4° La sociabilité étant d'une obligation réciproque entre les hommes, ceux qui, par leur malice ou leur injustice, rompent ce lien, ne sauroient se plaindre raisonnablement, si ceux qu'ils offensent ne les traitent plus comme amis, ou même s'ils en viennent contre eux à des voies de fait.

Mais si l'on est en droit de suspendre à l'égard d'un ennemi les actes de la bienfaisance, il n'est pas permis d'en étouffer le principe. Comme il n'y a que la nécessité qui nous autorise à recourir à la force contre un injuste agresseur, c'est aussi cette même nécessité qui doit être la règle et la mesure du mal que nous pouvons lui faire; et nous devons toujours être disposés à rentrer en amitié avec lui, dès qu'il nous aura rendu 'justice, et que nous n'aurons plus rien à craindre de sa part.

En un mot, rien n'est plus convenable à l'humanité que la bienfaisance et la générosité. Il n'y a rien de plus vrai, dit Cicéron, que ce beau mot de Platon, que nous ne sommes pas nés pour nous, mais pour les autres hommes et pour la patrie.
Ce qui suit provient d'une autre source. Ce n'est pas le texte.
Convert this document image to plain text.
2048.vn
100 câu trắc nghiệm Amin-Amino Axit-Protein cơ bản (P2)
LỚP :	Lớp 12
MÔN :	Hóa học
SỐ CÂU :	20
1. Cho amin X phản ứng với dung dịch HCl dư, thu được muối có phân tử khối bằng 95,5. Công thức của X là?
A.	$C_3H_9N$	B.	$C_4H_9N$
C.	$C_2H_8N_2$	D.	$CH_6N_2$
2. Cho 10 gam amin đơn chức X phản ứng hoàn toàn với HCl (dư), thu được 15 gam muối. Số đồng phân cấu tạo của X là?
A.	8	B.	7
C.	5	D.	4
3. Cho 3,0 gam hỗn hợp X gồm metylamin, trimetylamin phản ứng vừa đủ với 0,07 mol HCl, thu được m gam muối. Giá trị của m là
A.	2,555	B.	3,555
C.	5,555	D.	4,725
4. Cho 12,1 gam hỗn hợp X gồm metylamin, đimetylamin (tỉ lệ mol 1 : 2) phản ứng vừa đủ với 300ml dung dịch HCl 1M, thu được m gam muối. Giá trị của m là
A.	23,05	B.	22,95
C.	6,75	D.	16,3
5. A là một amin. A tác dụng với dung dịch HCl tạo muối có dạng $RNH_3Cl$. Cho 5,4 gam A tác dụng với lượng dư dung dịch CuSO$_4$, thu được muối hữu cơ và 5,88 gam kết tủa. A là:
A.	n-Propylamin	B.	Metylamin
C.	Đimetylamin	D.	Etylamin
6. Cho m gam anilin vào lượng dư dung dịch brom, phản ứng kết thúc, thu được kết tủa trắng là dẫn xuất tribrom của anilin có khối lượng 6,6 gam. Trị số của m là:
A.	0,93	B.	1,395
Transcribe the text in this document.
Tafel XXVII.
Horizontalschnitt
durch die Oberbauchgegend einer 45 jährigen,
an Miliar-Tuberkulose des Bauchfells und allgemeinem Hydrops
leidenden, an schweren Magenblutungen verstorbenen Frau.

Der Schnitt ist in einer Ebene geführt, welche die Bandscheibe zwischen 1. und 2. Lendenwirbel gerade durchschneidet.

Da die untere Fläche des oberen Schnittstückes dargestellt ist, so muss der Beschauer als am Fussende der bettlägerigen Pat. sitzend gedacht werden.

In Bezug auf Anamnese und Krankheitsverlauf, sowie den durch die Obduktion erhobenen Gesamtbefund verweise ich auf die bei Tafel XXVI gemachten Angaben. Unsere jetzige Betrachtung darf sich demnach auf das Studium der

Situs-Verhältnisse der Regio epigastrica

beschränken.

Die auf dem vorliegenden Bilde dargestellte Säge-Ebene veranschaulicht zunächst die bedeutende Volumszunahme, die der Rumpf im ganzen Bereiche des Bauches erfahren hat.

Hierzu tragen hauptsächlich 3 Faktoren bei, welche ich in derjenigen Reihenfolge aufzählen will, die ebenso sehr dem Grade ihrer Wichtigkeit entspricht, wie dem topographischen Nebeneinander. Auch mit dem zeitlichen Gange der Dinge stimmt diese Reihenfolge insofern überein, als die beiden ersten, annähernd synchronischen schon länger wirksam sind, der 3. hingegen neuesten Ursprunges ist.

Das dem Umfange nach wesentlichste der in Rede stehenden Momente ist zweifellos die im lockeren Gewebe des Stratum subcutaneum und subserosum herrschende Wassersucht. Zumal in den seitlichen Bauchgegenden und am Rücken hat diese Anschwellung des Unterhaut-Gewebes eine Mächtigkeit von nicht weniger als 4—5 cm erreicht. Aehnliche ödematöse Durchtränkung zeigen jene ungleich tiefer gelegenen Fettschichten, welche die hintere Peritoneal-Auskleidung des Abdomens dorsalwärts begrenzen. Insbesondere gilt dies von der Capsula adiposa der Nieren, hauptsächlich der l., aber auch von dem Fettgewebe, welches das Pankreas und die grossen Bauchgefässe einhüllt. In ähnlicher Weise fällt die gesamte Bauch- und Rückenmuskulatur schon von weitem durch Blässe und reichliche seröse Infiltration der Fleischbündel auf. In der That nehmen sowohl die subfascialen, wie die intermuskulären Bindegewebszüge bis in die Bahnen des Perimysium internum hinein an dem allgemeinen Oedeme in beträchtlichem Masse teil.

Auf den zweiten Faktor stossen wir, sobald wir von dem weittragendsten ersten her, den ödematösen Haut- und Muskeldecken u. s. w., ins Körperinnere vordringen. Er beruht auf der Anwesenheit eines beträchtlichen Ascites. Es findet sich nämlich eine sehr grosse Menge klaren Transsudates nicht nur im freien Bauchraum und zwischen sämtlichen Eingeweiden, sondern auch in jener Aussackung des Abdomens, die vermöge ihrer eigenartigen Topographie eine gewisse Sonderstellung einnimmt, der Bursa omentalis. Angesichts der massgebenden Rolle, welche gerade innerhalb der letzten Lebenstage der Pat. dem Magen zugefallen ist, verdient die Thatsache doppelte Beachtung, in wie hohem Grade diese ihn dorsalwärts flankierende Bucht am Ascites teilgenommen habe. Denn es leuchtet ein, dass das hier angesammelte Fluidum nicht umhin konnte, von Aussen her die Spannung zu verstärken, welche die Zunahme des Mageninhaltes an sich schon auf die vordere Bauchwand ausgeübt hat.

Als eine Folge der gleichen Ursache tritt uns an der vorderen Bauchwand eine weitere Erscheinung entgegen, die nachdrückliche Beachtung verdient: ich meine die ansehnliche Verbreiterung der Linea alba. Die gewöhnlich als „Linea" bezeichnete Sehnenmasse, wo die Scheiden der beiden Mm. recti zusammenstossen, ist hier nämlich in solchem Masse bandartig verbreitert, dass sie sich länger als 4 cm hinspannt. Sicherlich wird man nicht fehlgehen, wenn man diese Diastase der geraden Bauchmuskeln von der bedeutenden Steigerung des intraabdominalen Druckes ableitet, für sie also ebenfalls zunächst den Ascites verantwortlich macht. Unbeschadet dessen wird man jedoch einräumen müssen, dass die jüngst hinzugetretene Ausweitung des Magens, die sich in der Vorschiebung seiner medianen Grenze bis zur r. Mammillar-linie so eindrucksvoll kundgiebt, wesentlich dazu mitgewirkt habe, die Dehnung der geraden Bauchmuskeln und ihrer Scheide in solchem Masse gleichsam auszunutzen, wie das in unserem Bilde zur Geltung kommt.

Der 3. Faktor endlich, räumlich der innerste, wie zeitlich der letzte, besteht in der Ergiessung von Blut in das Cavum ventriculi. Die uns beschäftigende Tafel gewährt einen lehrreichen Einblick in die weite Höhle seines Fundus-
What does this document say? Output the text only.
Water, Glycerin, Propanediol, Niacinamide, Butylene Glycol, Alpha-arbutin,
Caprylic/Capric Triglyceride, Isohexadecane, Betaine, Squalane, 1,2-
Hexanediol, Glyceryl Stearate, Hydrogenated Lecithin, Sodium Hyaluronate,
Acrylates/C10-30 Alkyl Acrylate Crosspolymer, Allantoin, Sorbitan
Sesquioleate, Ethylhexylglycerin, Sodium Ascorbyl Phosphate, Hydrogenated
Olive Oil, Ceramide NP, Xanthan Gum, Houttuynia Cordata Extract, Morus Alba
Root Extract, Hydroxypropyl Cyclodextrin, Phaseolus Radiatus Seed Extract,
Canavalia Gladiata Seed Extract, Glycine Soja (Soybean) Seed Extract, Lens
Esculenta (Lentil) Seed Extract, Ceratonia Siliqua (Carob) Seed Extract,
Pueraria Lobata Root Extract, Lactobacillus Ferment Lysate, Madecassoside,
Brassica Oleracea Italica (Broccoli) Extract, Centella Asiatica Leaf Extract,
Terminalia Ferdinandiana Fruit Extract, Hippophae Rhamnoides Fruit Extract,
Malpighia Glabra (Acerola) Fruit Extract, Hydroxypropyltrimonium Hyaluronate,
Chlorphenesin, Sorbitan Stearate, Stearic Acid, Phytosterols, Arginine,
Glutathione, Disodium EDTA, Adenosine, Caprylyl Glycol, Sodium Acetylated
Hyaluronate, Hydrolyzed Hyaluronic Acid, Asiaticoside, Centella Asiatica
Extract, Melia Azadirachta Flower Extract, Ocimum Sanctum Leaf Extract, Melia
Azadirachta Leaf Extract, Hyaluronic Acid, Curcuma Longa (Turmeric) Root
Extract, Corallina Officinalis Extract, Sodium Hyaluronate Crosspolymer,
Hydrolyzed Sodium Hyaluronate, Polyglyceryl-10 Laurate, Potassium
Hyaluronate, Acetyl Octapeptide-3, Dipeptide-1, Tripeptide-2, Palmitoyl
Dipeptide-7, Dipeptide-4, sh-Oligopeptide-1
Les stoïciens soutenoient que, pour entrer dans les desseins de la nature, il falloit contribuer chacun du sien à l'utilité commune, et employer non seulement son industrie, mais ses biens, à serrer de plus en plus les nœuds de la société humaine.

L'homme sociable a les qualités propres au bien de la société, je veux dire la douceur du caractère, l'humanité, la franchise sans rudesse, la complaisance sans flatterie, et sur-tout le cœur porté à la bienfaisance; en un mot, l'homme sociable est le vrai citoyen.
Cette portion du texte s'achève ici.